Tuesday, January 25, 2011

Identify this Quote on Grace and Merit



I came across this striking quote on grace and merit the other day:

There is no way for grace to enter, if merit has taken residence in the soul. A full acknowledgment of grace is a sign of the fullness of grace. Indeed, if the soul possesses anything of its own, to that extent grace must give place to it: whatever you impute to merit you steal from grace. I want nothing to do with the sort of merit which excludes grace.
So, who is the author and what's his theology? Calvin? Luther? Augustine?

Without googling phrases from the quote, does anyone recognize who this famous theologian is?

Feel free to guess in the comments. I'll post the answer in a day or two.

15 comments:

Sister Mary Agnes said...

Without Googling? Awwww ... so if I am too curious to wait and Google I won't be posting my answer--wouldn't be fair!

Galactic Catholic said...

I was gonna guess Chrysostom, but it didn't look fiery enough.

kentuckyliz said...

Garrigou-Lagrange

Francis de Sales

Teresa of Avila

Therese of Lisieux

Maximilian Kolbe

those are my random guesses

Nick said...

Google doesn't bring up anything helpful :(

NYC Theophilus said...

I believe it's St. Augustine. Pax. Henry

Sister Mary Agnes said...

I hate to be contradictory, but I do not see how a Catholic saint could have written this quote. The quote seems to imply that merit and grace are mutually exclusive.

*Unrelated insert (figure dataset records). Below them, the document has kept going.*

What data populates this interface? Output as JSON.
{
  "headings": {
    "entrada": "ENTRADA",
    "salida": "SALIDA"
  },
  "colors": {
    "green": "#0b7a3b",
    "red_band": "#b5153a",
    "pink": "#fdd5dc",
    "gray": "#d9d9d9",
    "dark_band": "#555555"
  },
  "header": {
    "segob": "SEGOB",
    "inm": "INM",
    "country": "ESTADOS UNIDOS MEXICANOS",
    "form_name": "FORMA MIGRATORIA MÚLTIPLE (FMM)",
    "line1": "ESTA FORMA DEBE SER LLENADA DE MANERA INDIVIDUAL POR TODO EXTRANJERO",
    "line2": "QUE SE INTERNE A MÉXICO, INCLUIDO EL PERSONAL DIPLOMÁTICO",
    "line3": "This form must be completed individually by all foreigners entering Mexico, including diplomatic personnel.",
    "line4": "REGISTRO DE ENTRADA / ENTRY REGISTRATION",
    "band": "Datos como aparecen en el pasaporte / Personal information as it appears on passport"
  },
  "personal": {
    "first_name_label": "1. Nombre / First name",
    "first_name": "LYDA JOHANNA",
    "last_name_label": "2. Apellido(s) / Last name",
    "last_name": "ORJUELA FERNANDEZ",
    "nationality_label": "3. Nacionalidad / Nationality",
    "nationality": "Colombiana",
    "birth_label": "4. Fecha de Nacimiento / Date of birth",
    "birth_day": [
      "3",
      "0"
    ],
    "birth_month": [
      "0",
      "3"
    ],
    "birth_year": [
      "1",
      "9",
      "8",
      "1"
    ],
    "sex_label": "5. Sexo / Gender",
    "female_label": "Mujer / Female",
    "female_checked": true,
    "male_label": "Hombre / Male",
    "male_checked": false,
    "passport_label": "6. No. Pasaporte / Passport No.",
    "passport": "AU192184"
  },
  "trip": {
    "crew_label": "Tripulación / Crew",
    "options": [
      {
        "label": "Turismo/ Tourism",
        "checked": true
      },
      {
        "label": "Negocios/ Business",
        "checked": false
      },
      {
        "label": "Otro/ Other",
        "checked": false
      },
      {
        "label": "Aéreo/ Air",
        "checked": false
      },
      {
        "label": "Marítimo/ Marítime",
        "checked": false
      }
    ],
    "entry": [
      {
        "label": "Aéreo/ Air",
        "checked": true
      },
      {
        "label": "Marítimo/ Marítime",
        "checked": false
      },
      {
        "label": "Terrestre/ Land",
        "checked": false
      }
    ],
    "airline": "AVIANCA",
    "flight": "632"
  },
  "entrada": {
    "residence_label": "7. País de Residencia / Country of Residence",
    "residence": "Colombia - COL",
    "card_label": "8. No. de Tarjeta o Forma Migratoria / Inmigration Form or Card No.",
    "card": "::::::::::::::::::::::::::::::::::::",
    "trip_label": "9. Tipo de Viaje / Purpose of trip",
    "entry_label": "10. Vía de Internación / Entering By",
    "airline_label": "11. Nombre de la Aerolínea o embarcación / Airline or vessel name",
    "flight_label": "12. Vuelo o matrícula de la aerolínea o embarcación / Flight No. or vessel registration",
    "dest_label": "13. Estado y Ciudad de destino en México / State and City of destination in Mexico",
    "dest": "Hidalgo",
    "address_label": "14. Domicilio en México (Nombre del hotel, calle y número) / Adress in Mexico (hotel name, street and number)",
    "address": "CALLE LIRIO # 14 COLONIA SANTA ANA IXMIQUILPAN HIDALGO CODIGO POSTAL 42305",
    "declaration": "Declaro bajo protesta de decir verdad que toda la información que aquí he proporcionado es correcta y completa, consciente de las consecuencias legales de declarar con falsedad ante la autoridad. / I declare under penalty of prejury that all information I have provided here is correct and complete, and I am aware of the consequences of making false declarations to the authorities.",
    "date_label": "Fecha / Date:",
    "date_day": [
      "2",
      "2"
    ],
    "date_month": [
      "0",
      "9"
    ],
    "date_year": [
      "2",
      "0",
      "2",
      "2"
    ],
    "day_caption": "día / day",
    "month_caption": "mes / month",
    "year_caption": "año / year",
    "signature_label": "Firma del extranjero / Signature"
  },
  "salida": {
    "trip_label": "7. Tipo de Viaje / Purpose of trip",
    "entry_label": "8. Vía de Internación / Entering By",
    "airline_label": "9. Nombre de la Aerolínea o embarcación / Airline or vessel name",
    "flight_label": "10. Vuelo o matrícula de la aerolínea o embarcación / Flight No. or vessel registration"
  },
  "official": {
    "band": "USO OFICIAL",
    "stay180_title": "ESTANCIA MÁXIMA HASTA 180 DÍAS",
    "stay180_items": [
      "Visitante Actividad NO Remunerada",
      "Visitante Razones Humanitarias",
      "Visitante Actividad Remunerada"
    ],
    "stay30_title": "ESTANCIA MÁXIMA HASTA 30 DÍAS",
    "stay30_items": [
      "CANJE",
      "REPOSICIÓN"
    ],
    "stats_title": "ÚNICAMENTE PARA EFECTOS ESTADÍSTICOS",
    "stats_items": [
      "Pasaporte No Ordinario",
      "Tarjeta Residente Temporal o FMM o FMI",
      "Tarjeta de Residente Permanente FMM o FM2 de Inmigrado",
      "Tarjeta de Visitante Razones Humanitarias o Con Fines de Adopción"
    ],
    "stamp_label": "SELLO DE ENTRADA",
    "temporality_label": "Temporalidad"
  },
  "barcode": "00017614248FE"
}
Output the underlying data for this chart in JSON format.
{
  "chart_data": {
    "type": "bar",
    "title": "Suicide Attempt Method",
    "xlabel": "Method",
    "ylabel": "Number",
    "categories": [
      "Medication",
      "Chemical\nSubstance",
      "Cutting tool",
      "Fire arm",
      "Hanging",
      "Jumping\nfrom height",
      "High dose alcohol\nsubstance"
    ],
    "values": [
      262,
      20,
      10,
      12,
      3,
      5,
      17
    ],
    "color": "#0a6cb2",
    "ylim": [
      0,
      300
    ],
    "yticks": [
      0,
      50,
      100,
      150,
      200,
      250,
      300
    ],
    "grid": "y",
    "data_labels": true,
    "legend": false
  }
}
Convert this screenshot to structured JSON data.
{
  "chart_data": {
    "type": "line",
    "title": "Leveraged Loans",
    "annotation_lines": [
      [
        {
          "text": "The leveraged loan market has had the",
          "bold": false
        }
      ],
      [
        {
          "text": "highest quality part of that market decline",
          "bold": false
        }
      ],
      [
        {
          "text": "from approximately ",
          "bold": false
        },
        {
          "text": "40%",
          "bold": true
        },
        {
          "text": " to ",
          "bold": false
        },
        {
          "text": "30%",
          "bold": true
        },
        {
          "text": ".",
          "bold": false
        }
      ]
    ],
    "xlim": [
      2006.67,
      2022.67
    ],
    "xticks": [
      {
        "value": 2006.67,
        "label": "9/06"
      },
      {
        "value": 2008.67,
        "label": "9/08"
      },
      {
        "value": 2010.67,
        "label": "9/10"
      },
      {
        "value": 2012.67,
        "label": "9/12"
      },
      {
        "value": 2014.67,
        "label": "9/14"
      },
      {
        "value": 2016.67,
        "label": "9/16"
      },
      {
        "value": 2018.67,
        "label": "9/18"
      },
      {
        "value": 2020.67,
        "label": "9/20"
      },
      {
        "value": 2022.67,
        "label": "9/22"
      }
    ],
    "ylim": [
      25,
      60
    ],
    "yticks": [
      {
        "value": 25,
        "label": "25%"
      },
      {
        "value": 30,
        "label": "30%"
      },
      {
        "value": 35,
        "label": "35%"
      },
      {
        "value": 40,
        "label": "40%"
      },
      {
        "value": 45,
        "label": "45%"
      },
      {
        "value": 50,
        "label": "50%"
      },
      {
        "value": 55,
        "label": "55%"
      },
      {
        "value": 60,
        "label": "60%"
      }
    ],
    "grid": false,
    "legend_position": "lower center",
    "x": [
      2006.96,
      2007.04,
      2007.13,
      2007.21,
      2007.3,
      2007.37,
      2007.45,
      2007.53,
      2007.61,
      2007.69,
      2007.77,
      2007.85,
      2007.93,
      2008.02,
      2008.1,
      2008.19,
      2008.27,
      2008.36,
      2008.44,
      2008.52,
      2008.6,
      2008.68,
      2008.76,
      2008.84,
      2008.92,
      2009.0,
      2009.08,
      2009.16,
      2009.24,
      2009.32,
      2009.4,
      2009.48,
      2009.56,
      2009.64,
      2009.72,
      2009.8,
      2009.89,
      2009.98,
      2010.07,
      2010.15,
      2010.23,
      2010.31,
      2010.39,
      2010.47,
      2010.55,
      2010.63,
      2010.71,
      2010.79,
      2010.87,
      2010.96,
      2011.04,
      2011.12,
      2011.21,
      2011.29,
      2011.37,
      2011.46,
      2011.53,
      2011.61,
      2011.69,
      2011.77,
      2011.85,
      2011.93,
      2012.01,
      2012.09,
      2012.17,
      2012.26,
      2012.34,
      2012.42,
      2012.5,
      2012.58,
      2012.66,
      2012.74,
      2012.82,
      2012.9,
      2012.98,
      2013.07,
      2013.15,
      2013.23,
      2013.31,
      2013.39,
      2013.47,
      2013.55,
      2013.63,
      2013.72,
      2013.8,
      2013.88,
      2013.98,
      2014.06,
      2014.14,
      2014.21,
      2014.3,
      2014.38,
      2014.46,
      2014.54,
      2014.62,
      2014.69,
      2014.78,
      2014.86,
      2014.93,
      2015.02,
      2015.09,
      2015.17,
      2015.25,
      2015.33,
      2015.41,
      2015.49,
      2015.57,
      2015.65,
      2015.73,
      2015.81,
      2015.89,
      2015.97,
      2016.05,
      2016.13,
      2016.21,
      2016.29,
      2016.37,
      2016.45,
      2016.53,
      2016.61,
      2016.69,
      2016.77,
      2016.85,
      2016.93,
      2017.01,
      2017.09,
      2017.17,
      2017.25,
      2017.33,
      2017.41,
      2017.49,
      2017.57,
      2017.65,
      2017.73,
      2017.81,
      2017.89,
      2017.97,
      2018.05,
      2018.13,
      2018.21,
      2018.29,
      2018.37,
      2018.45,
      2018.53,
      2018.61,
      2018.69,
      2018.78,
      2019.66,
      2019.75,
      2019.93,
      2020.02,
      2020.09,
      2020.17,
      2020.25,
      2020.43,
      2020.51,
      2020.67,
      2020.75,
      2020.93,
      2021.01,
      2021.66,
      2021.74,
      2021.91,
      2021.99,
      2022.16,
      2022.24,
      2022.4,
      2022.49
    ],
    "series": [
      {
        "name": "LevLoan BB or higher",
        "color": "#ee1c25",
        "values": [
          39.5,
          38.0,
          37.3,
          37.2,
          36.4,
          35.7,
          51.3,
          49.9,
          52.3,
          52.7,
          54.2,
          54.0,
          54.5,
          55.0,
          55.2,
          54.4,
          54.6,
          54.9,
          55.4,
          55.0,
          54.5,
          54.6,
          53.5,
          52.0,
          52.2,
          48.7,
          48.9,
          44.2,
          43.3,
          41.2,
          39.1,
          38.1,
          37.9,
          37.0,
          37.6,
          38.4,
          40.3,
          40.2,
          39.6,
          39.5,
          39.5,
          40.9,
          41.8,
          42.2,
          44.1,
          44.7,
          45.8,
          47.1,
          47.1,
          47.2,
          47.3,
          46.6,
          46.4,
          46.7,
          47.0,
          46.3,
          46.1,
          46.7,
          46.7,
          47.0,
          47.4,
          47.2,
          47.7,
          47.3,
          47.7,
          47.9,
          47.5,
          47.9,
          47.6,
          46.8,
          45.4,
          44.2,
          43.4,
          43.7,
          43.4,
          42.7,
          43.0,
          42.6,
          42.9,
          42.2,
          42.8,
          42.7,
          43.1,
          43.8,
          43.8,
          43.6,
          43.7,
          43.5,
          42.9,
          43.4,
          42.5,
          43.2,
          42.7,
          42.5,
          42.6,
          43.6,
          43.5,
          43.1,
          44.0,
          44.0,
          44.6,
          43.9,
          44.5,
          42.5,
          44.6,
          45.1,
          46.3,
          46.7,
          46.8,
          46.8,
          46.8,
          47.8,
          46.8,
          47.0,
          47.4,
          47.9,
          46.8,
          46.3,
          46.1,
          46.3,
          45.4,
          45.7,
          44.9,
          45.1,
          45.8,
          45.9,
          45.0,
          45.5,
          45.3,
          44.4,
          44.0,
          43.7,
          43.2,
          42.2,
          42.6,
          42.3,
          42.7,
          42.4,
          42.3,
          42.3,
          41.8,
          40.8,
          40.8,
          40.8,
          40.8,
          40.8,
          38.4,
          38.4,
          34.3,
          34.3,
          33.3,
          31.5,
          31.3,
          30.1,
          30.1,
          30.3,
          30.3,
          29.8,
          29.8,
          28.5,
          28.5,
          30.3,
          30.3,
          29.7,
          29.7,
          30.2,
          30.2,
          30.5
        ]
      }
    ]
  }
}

The Catechism of the Catholic Church says in paragraph 2025, "We can have merit in God's sight only because of God's free plan to associate man with the work of his grace. Merit is to be ascribed in the first place to the grace of God, and secondly to man's collaboration. Man's merit is due to God." So merit and grace go hand in hand: grace is God's gift and because of grace we can merit.

In paragraph 2026 it says, "The grace of the Holy Spirit can confer true merit on us, by virtue of our adoptive filiation, and in accordance with God's gratuitous justice. Charity is the principal source of merit in us before God." Again, I do not see here the dispute between grace and merit that is in the mystery quote above.

My guess is Luther, because I think this resembles a little bit the discrepancy he taught between grace and works. But it's just a guess. I haven't studied the theology of the Reformers yet.

OK, I did use Google to look up the Catechism online...

NYC Theophilus said...

Hello Sr. Mary Agnes - you may be right that it's Luther and not St. Augustine but Luther did build a lot of his theology on the works of St. Augustine. Again, relying solely on memory, I'd say it's from his writings against Pelagius. I'm curious to know who actually wrote the quote though.

Andrew said...
This comment has been removed by the author.
Martin said...

Augustine is my guess. The quote doesn't reject merit outright but says grace before merit.

John Bergsma said...

This is a great discussion, with good guesses. I'll post the answer on Thursday morning. Thanks for the comments, all. By the way, if you DO know the answer, don't give it TOTALLY away in the comments, so we can keep a little suspense for a few more hours.

NYC Theophilus said...

Andrew's reply points out something I was thinking about last night - and it's the theme of the movie "Inception". John listed three names and we've accepted that it's probably one of those three individuals. BUT, that may not be the case at all. So bravo to Andrew for thinking outside the box. St. Bernard is a very interesting choice!

Andrew said...

I was going to wait, but I wanted to confess that I cheated, thus I deleted my post hoping to keep it somewhat of a guess.

Gotta go to confession now!

Sister Mary Agnes said...

Well, if it was a Catholic saint who wrote it, I hope Dr. Bergsma gives a little more of the context of the quote ... I still think it doesn't sound like what the Church teaches, but context might clarify it for me--if it was a Catholic who wrote it, that is.

Brian said...

It is a Catholic saint. I am reading "The Fulfillment of All Desire" by Ralph Martin right now and he quotes it. I am pretty sure the point is that nothing preceeds grace. Everything we do flows from grace and complete submission to Christ. That sounds Catholic to me...

Brian said...

Oopps.. I just read Dr. Bergsma's post asking us not to give the answer totally away. I apologize. Feel free to delete my prior post if it gives up too much info.